Ich spreche aber nicht von einer Klingel sondern von Überwachungskameras Bonus: in jeder Wohnung soll ein Display hängen in dem die KNX Visu und die Türstation läuft.
Weil ich dann kein Allgemein IP Netzwerk brauche (das spart die koppelei mit den Wohnungen) , und natürlich gibt es Klingelanlagen, die Video auch über 2 Draht (oder Mehrdraht) übertragen.
... und daß man dort ein separates IP-Gateway pro Teilnehmer hat klingt erstmal umständlich, aber dadurch hat man kein Problem mit gemeinsamem LAN. Plug and Play, jeder stöpselt es an sein eigenes LAN und fertig.
Weil ich dann kein Allgemein IP Netzwerk brauche (das spart die koppelei mit den Wohnungen) , und natürlich gibt es Klingelanlagen, die Video auch über 2 Draht (oder Mehrdraht) übertragen.
Genau so und nicht anders sehe ich das auch. Aber jedem das seine.
hubidoo: darf man fragen, was Du bei Dir daheim verbaut hast? Mir scheint, dass Du im professionellen Umfeld (Hotel, Messen, ...) gut aufgehoben bist, aber im Privatsektor wenig bis gar keine Erfahrung hast. Es ist zwar nett, mit Pihole + DoH, geoblocking, pfSense, VPN und Co ins Internet zu gehen, nebenbei daheim noch 5 VLANs hochzuziehen, aber ich denke, das ist nicht wirklich nötig. Der 0815-user beschwert sich über seinen Internetanbieter, obwohl das miese WLAN Schuld an den Verbindungsabrüchen ist....
3 KNX Linien (Allgemein / Wohnung 1 / Wohnung 2) alle über TP gekoppelt, und jede Wohnung bekommt eine KNX Schnittstelle für Visu etc. Natürlich auch eine eigene Visu, wie auch immer die ausschauen mag. Die Türklingel wird eine 2 oder Mehrdrahtlösung mit jeweils einem IP Gateway in jeder Wohnung. Da kann jeder machen was er will, ohne gleich tausende Euro an IT Infrastruktur, und IT Techniker zu investieren.

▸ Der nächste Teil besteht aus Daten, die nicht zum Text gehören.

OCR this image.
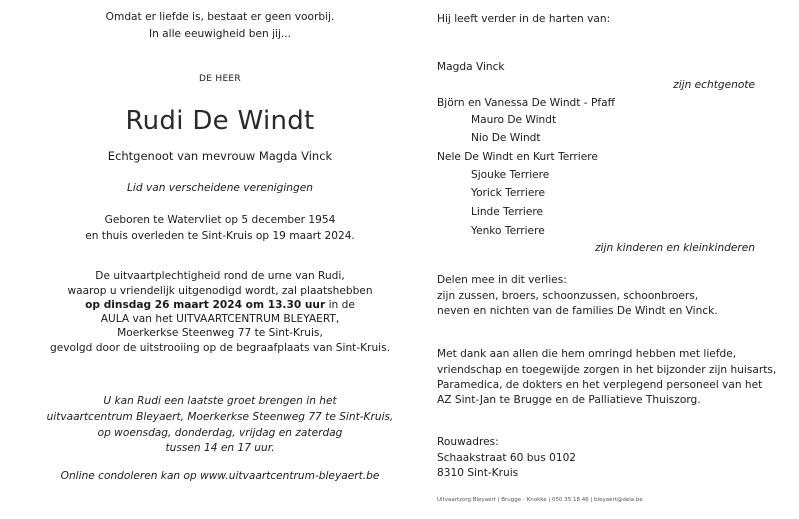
Omdat er liefde is, bestaat er geen voorbij.
In alle eeuwigheid ben jij...
DE HEER
Rudi De Windt
Echtgenoot van mevrouw Magda Vinck
Lid van verscheidene verenigingen
Geboren te Watervliet op 5 december 1954
en thuis overleden te Sint-Kruis op 19 maart 2024.
De uitvaartplechtigheid rond de urne van Rudi,
waarop u vriendelijk uitgenodigd wordt, zal plaatshebben
op dinsdag 26 maart 2024 om 13.30 uur in de
AULA van het UITVAARTCENTRUM BLEYAERT,
Moerkerkse Steenweg 77 te Sint-Kruis,
gevolgd door de uitstrooiing op de begraafplaats van Sint-Kruis.
U kan Rudi een laatste groet brengen in het
uitvaartcentrum Bleyaert, Moerkerkse Steenweg 77 te Sint-Kruis,
op woensdag, donderdag, vrijdag en zaterdag
tussen 14 en 17 uur.
Online condoleren kan op www.uitvaartcentrum-bleyaert.be
Hij leeft verder in de harten van:
Magda Vinck
zijn echtgenote
Björn en Vanessa De Windt - Pfaff
Mauro De Windt
Nio De Windt
Nele De Windt en Kurt Terriere
Sjouke Terriere
Yorick Terriere
Linde Terriere
Yenko Terriere
zijn kinderen en kleinkinderen
Delen mee in dit verlies:
zijn zussen, broers, schoonzussen, schoonbroers,
neven en nichten van de families De Windt en Vinck.
Met dank aan allen die hem omringd hebben met liefde,
vriendschap en toegewijde zorgen in het bijzonder zijn huisarts,
Paramedica, de dokters en het verplegend personeel van het
AZ Sint-Jan te Brugge en de Palliatieve Thuiszorg.
Rouwadres:
Schaakstraat 60 bus 0102
8310 Sint-Kruis
Uitvaartzorg Bleyaert | Brugge - Knokke | 050 35 18 46 | bleyaert@dela.be
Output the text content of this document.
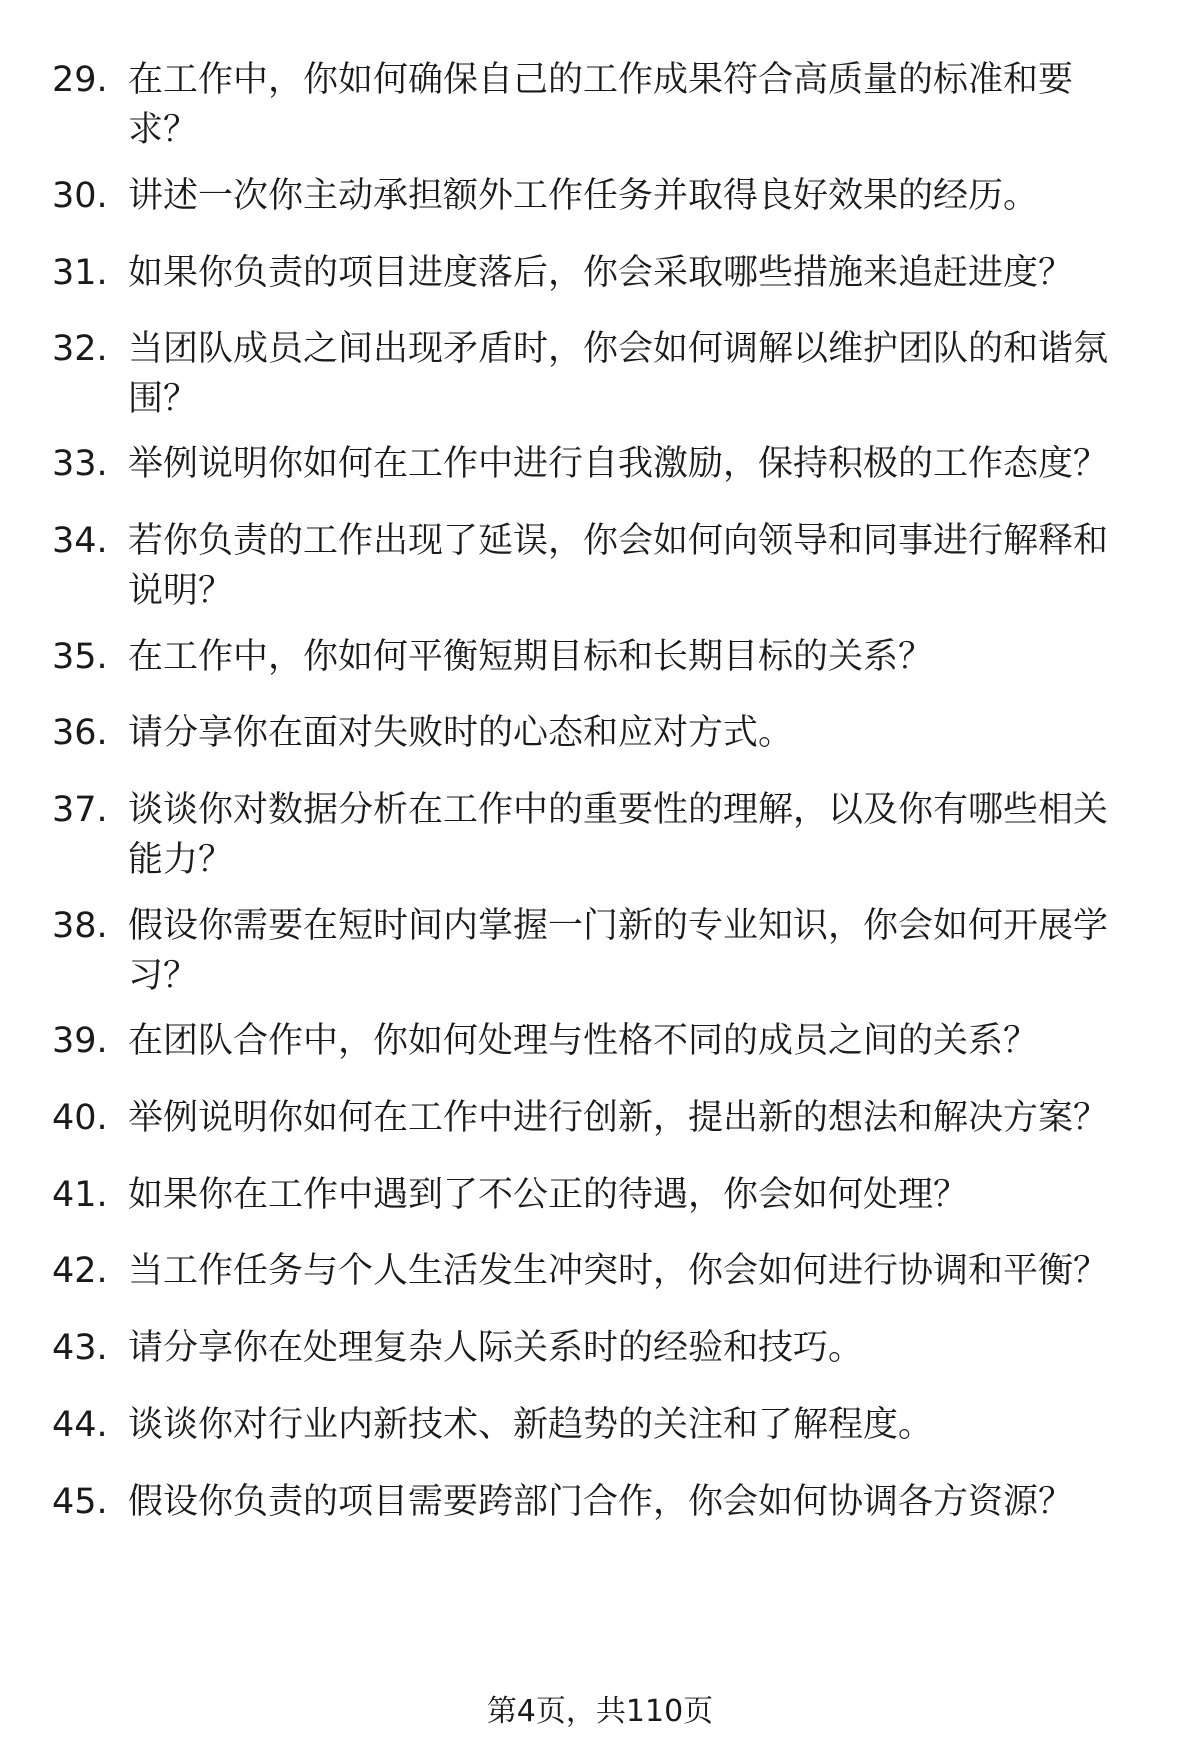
29. 在工作中，你如何确保自己的工作成果符合高质量的标准和要求？
30. 讲述一次你主动承担额外工作任务并取得良好效果的经历。
31. 如果你负责的项目进度落后，你会采取哪些措施来追赶进度？
32. 当团队成员之间出现矛盾时，你会如何调解以维护团队的和谐氛围？
33. 举例说明你如何在工作中进行自我激励，保持积极的工作态度？
34. 若你负责的工作出现了延误，你会如何向领导和同事进行解释和说明？
35. 在工作中，你如何平衡短期目标和长期目标的关系？
36. 请分享你在面对失败时的心态和应对方式。
37. 谈谈你对数据分析在工作中的重要性的理解，以及你有哪些相关能力？
38. 假设你需要在短时间内掌握一门新的专业知识，你会如何开展学习？
39. 在团队合作中，你如何处理与性格不同的成员之间的关系？
40. 举例说明你如何在工作中进行创新，提出新的想法和解决方案？
41. 如果你在工作中遇到了不公正的待遇，你会如何处理？
42. 当工作任务与个人生活发生冲突时，你会如何进行协调和平衡？
43. 请分享你在处理复杂人际关系时的经验和技巧。
44. 谈谈你对行业内新技术、新趋势的关注和了解程度。
45. 假设你负责的项目需要跨部门合作，你会如何协调各方资源？
第4页，共110页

Junge Junge, ich war immer davon ausgegangen das der heilige Krieg zwischen Microsoft und Apple Jüngern ausgetragen wird, aber hier scheint jemand im Auftrag des Herrn (Lord Ruckus) gegen Fritzbox und Co unterwegs zu sein.
Aber als Unifi Nutzer schaue ich mir das Spektakel lieber von der Seitenlinie aus an ...
Mit zwei Systemen fährt man hier auf Dauer günstiger, sicherer unkomplizierter. Nacher kommt noch jemand auf die Idee sich auch noch das NAS mit dem Vermieter teilen zu können.... 😂
So ein Konstrukt sicher zu bauen und zu betreiben ist nicht trivial. Und auch die benötigten Komponenten sind nicht günstig.
Wenn ich das nicht wirklich könnte, und danach sieht es derzeit aus, dann würde ich 2 getrennte Systeme erstellen.
Ich bin mir sicher, ein zweiter KNX-Server ist am Ende günstiger, einfacher und unkomplizierter.
Du hast meine Intension wohl nicht verstanden. Der Mieter benötigt doch gar keinen Zugriff auf Infrastrukturkomponenten...
Und im Hotel verwende ich einen eigenen VPN...
aber wenn man sich gerne den von dir geschilderten Aufwand machen möchte, verbietet dir ja keiner es so zu tun.
Ich bin da auch auf Seiten der Trennung, Was soll der Mist alles gemeinsam verwalten zu wollen ohne das ich als Mieter es in der Hand habe wie ich zum Internet komme. Ich will meine Fritzbox mitbringen und die in die DSL Buchse Stecken und los gehts. Alles andere wäre nicht akzeptabel für mich.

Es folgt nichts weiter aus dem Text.